End-to-end deep learning methods, such as the well-known U-Net, have achieved great successes in biomedical image segmentation tasks. These models are often fed with the full field of view images which may contain irrelevant organs or tissues influencing the segmentation performance. In this study, targeting at the accurate segmentation of rectal cancer lesions in T1-weighted MR images, we propose a two-stage deep learning method that is composed of a detection stage and a segmentation stage. Experimental results show that under the guidance of the detected bounding boxes, better segmentation performance is achieved.

INTRODUCTION

Rectal cancer is one of the most common tumors in the digestive system. As one of the most widely adopted screening tools for rectal cancer diagnosis, magnetic resonance imaging (MRI) plays an important role in the clinic 1. However, manual diagnosis and segmentation of the rectal cancer lesions in the preoperative MRI images, which is very important for the patients who will undergo a surgery or further chemotherapy and radiotherapy, is very tedious and time-consuming for the radiologists 2. It would be of great help to develop a computer-aided system to automatically and accurately locate the lesions. There have been many efforts devoted to develop end-to-end deep learning models for medical image segmentation, such as the famous U-Net 3 and SegNet 4. These methods were designed to directly handle the full field of view (FOV) images or the extracted image patches, which is not appropriate for our task of rectal cancer segmentation. The MR images we have contain a lot of chaos information, namely other organs except for the rectal areas. To this end, we develop a two-stage deep learning method to identify the rectal cancer regions from the full FOV images. Experimental results show that the proposed method can automatically segment the rectal cancer lesions with improved accuracy, which is expected to be further optimized help radiologists diagnose the images and design the following treatment plans.

METHODS

The workflow of our proposed method is shown in Figure 1. Overall, the full FOV images first go through the detection model and bounding boxes containing the lesions are generated. Then, a segmentation model is employed to segment the lesions from the bounded images. Both the detection and the segmentation models are based on the U-Net. Specifically, all of the down sampling blocks in the U-Net and feature maps generated by U-Net down sampling block5 and up sampling block1 constitute the detection branch of our model. The detection strategy is inspired from the single shot multibox detector 5. For the following precise lesion segmentation task, we simply utilize the U-Net in this study as our objective is to investigate the overall framework rather than the specific model architectures.
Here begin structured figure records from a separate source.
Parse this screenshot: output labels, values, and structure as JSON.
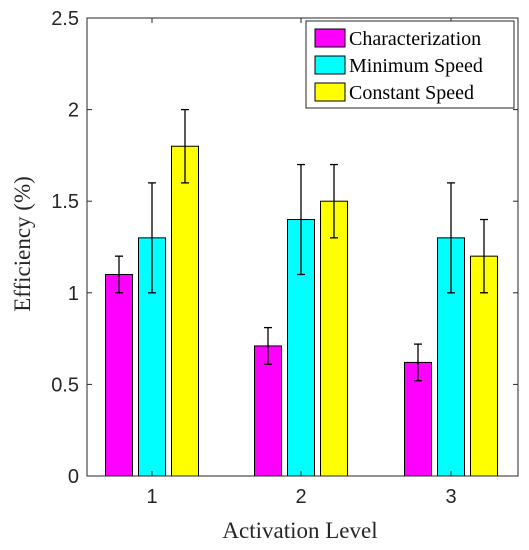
{
  "chart_data": {
    "type": "bar",
    "categories": [
      "1",
      "2",
      "3"
    ],
    "series": [
      {
        "name": "Characterization",
        "values": [
          1.1,
          0.71,
          0.62
        ],
        "errors": [
          0.1,
          0.1,
          0.1
        ],
        "color": "#ff00ff"
      },
      {
        "name": "Minimum Speed",
        "values": [
          1.3,
          1.4,
          1.3
        ],
        "errors": [
          0.3,
          0.3,
          0.3
        ],
        "color": "#00ffff"
      },
      {
        "name": "Constant Speed",
        "values": [
          1.8,
          1.5,
          1.2
        ],
        "errors": [
          0.2,
          0.2,
          0.2
        ],
        "color": "#ffff00"
      }
    ],
    "title": "",
    "xlabel": "Activation Level",
    "ylabel": "Efficiency (%)",
    "ylim": [
      0,
      2.5
    ],
    "yticks": [
      "0",
      "0.5",
      "1",
      "1.5",
      "2",
      "2.5"
    ],
    "grid": false,
    "legend_position": "top-right"
  }
}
The final segmentation performance of our proposed method is compared to those of the two widely applied end-to-end deep learning segmentation models, U-Net and SegNet. For all the experiments, we use a dice loss and a learning rate of 10-4.We evaluate our proposed model and the comparison networks on a dataset composed of 1392 T1-weighted MRI image slices from 192 patients who have been diagnosed with rectal cancer. We conduct 2D image segmentation instead of 3D as the slice depth is too large compared to the 2D image resolutions. To avoid possible bias, it is guaranteed that slices from the same patient go into either the training dataset or the testing dataset. Five-fold cross-validation experiments were conducted. All the experiments were repeated for three times with different initializations to ensure the reproducibility of the observations. Dice similarity coefficient, sensitivity, and specificity were calculated to characterize the segmentation performances of the different models 6-8.

RESULTS

Detailed quantitative results are listed in Table 1. It can be observed that for the two baseline models, U-Net is consistently better than SegNet. With the help from the first-stage detection model, the segmentation performance of U-Net is further improved.
Figure 2 shows several examples of the segmentation results. The three examples clearly show that our proposed first-stage detection model can accurately find the bounding boxes containing the lesion regions. Moreover, based on the detected bounding boxes, our second-stage segmentation model can more precisely define the lesion boundaries.

DISCUSSION

Our results on the clinic dataset confirm the feasibility of the proposed two-stage workflow. The first segmentation example in Figure 2 indicates that the detection stage can help get rid of the interference from the irrelevant structures and reduce the false-positive segmentation results. On the other hand, the third example in Figure 2 reflects that with the bounded inputs, our segmentation model can focus more on the important regions and locate the lesions with higher precision.

CONCLUSION

We proposed a two-stage deep learning method to achieve accurate rectal cancer lesion segmentation. The method was realized by combing a detection model with a segmentation model. Both models are based on the U-Net architecture. With the proposed method, we achieve very promising segmentation results on our T1-weighted MR image dataset collected from rectal cancer patients. T1-weighted images are useful for the radiologist to observe the anatomical information. Therefore, this work has the potential to be further developed to help clinicians diagnose rectal cancer and design treatment plans. This study is a proof-of-concept that introducing detection to segmentation is effective. In the future, we will investigate more on the individual models.

Acknowledgements

No acknowledgement found.

References

1. Kim Y H, Kim D Y, Kim T H, et al. Usefulness of magnetic resonance volumetric evaluation in predicting response to preoperative concurrent chemoradiotherapy in patients with resectable rectal cancer. International Journal of Radiation Oncology Biology Physics, 2005;62(3), 761-768.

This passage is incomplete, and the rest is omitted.